From the Wayback Machine [0] it seems they had a normal "open" set-up. They wanted to be indexed, but it's probably a fair concern that OpenAI isn't going to respect their image license. The article describes the robot.txt [sic] now "properly configured", but their solution was to block everything except Google, Bing, Yahoo, DuckDuckGo. That seems to be the smart thing these days, but it's a shame for any new search engines.[0] https://web.archive.org/web/20221206134212/https://www.tripl...
peterldowns|1 year ago
Publicly publishing information for others to access and then complaining that ~1 rps takes your site down is not sympathetic. I don't know what the actual numbers and rates are because they weren't reported, but the fact that they weren't reported leads me to assume they're just trying to get some publicity.
dghlsakjg|1 year ago
They publicly published the site for their customers to browse, with the side benefit that curious people could also use the site in moderation since it wasn't affecting them in any real way. OpenAI isn't their customer, and their use is affecting them in terms of hosting costs and lost revenue from downtime.

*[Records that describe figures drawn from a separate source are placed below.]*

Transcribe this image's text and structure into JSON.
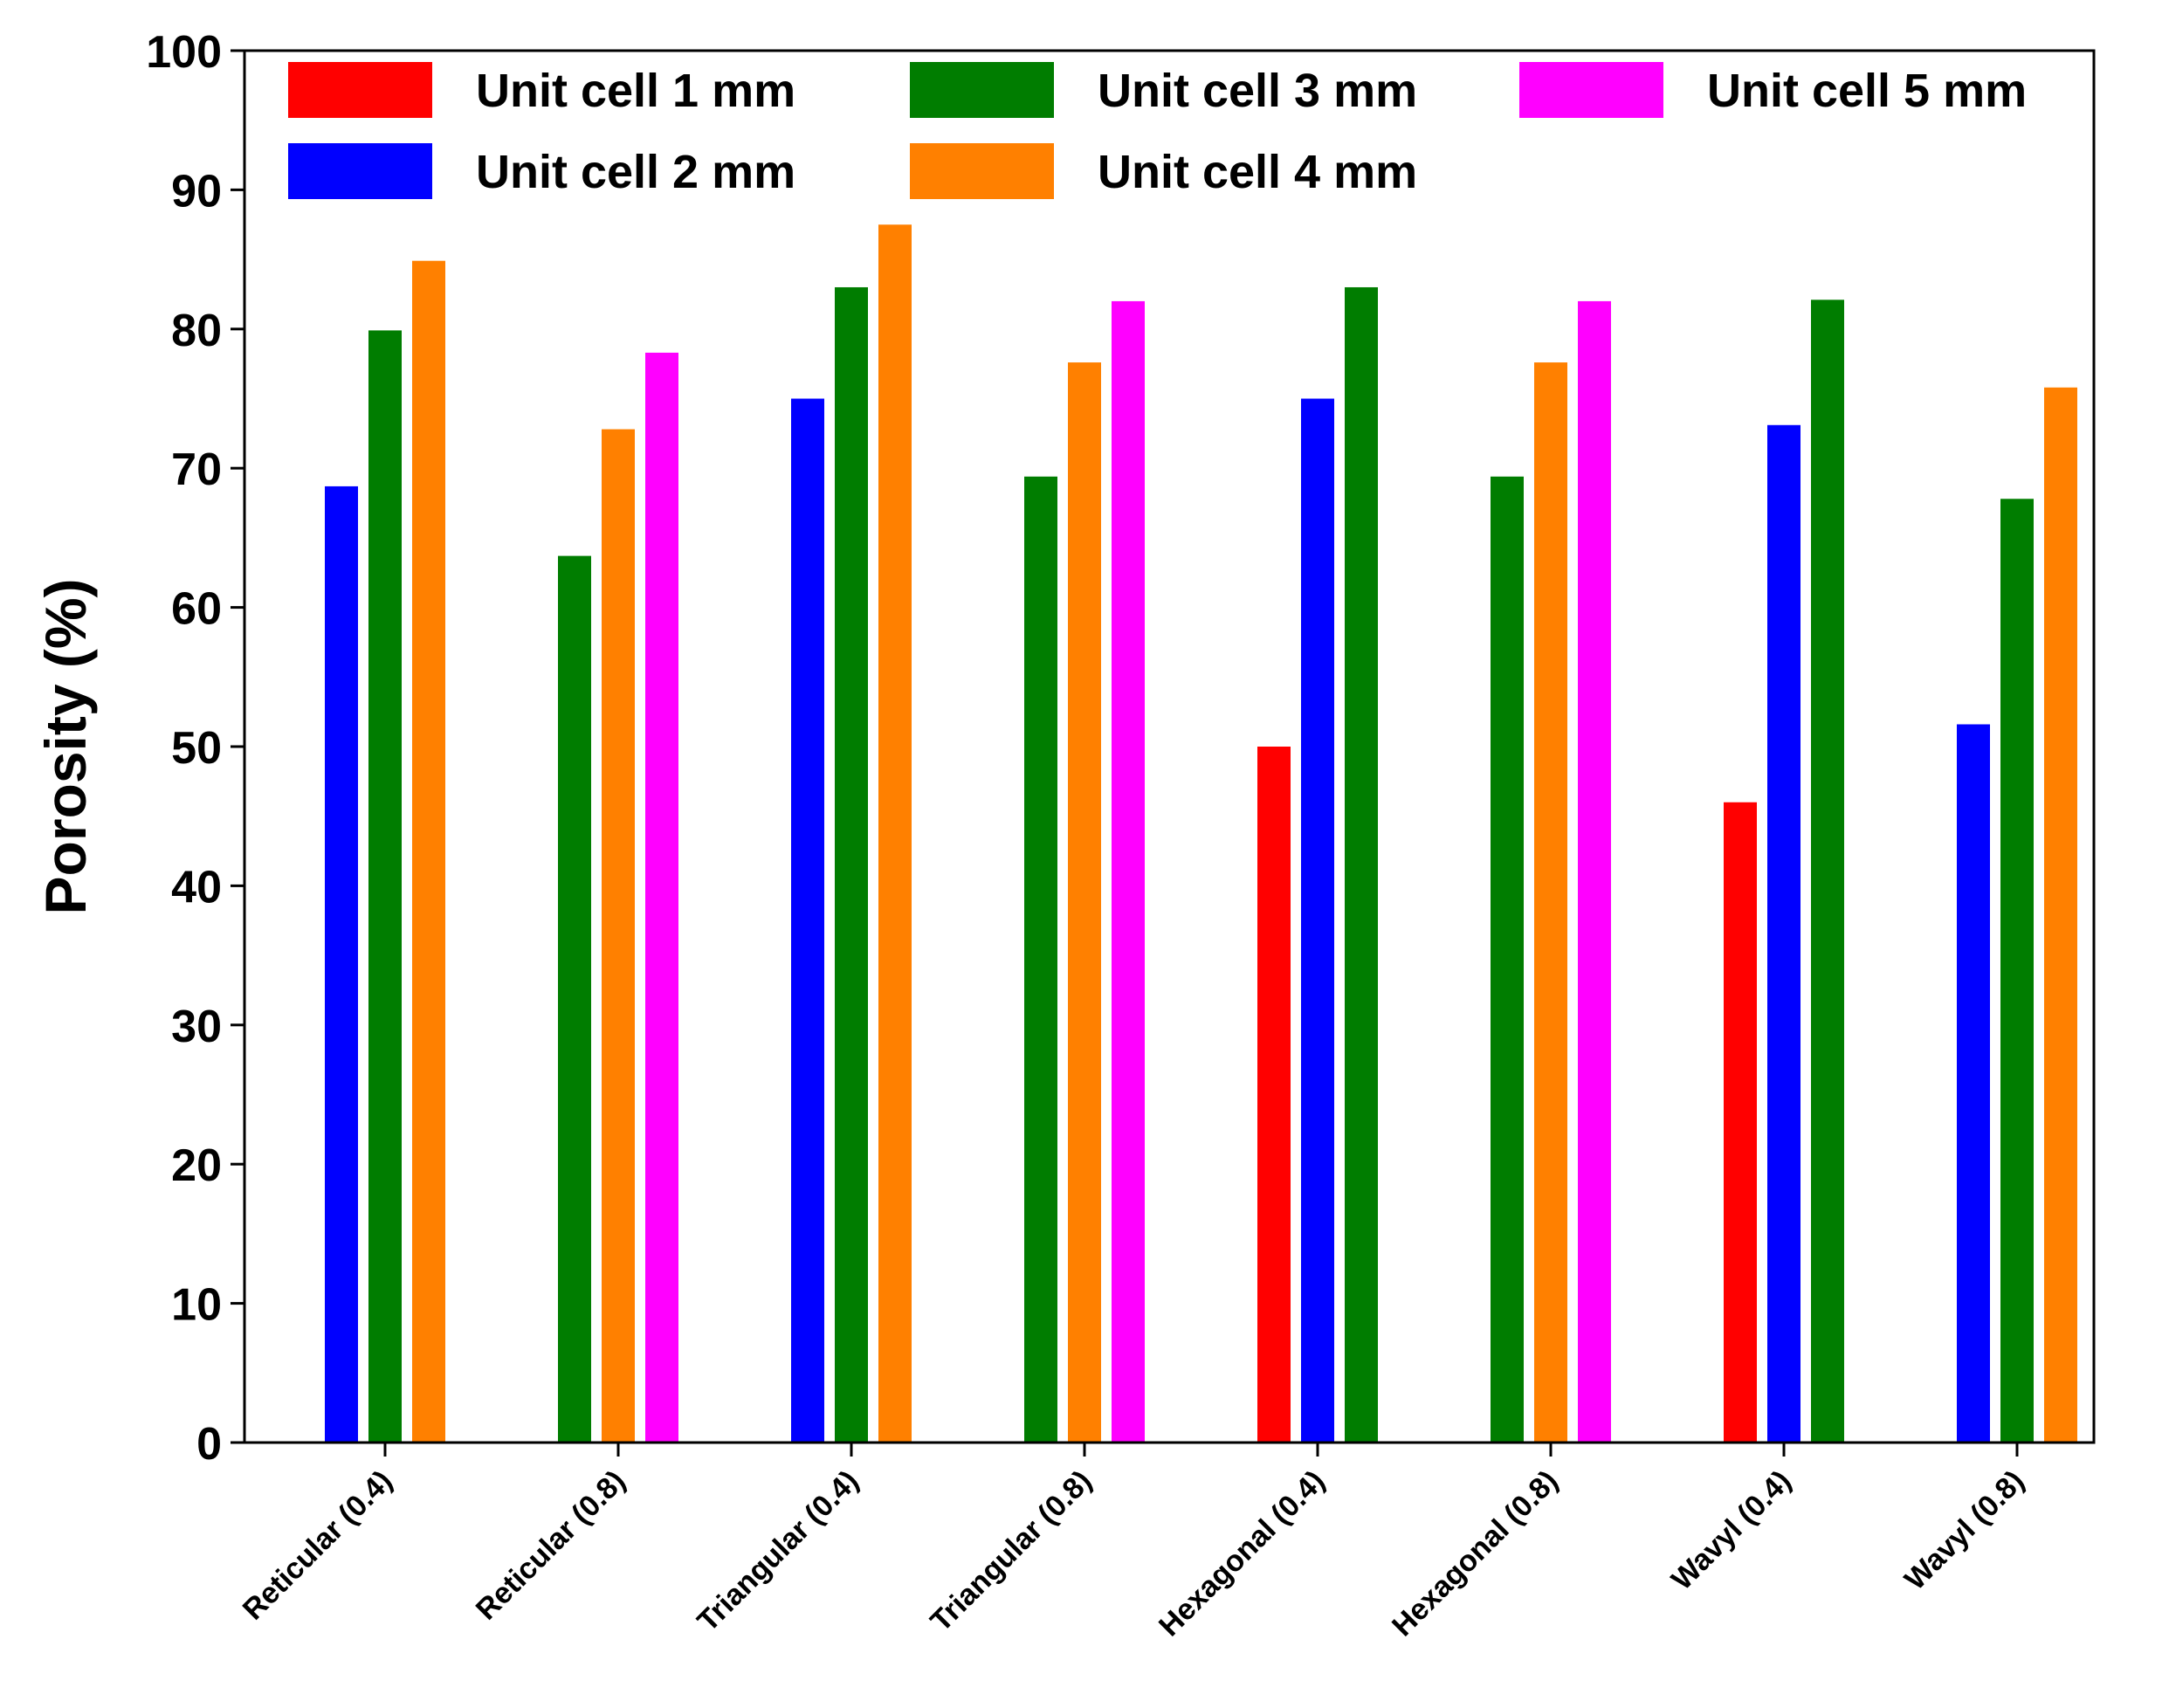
{
  "chart_data": {
    "type": "bar",
    "title": "",
    "xlabel": "",
    "ylabel": "Porosity (%)",
    "ylim": [
      0,
      100
    ],
    "yticks": [
      0,
      10,
      20,
      30,
      40,
      50,
      60,
      70,
      80,
      90,
      100
    ],
    "grid": false,
    "legend_position": "top",
    "categories": [
      "Reticular (0.4)",
      "Reticular (0.8)",
      "Triangular (0.4)",
      "Triangular (0.8)",
      "Hexagonal (0.4)",
      "Hexagonal (0.8)",
      "Wavyl (0.4)",
      "Wavyl (0.8)"
    ],
    "series": [
      {
        "name": "Unit cell 1 mm",
        "color": "#ff0000",
        "values": [
          null,
          null,
          null,
          null,
          50,
          null,
          46,
          null
        ]
      },
      {
        "name": "Unit cell 2 mm",
        "color": "#0000ff",
        "values": [
          68.7,
          null,
          75,
          null,
          75,
          null,
          73.1,
          51.6
        ]
      },
      {
        "name": "Unit cell 3 mm",
        "color": "#007d00",
        "values": [
          79.9,
          63.7,
          83,
          69.4,
          83,
          69.4,
          82.1,
          67.8
        ]
      },
      {
        "name": "Unit cell 4 mm",
        "color": "#ff8000",
        "values": [
          84.9,
          72.8,
          87.5,
          77.6,
          null,
          77.6,
          null,
          75.8
        ]
      },
      {
        "name": "Unit cell 5 mm",
        "color": "#ff00ff",
        "values": [
          null,
          78.3,
          null,
          82,
          null,
          82,
          null,
          null
        ]
      }
    ]
  }
}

The obvious next step is to gate that data behind a login, and now we (the entire world) all have slightly less information at our fingertips because OpenAI did what they do.
The point is that OpenAI, or anyone doing massive scraping ops should know better by now. Sure, the small company that doesn't do web design had a single file misconfigured, but that shouldn't be a 4 or 5 figure mistake. OpenAI knows what bandwidth costs. There should be a mechanism that says, hey, we have asked for many gigabytes or terrabytes of data from a single domain scrape, that is a problem.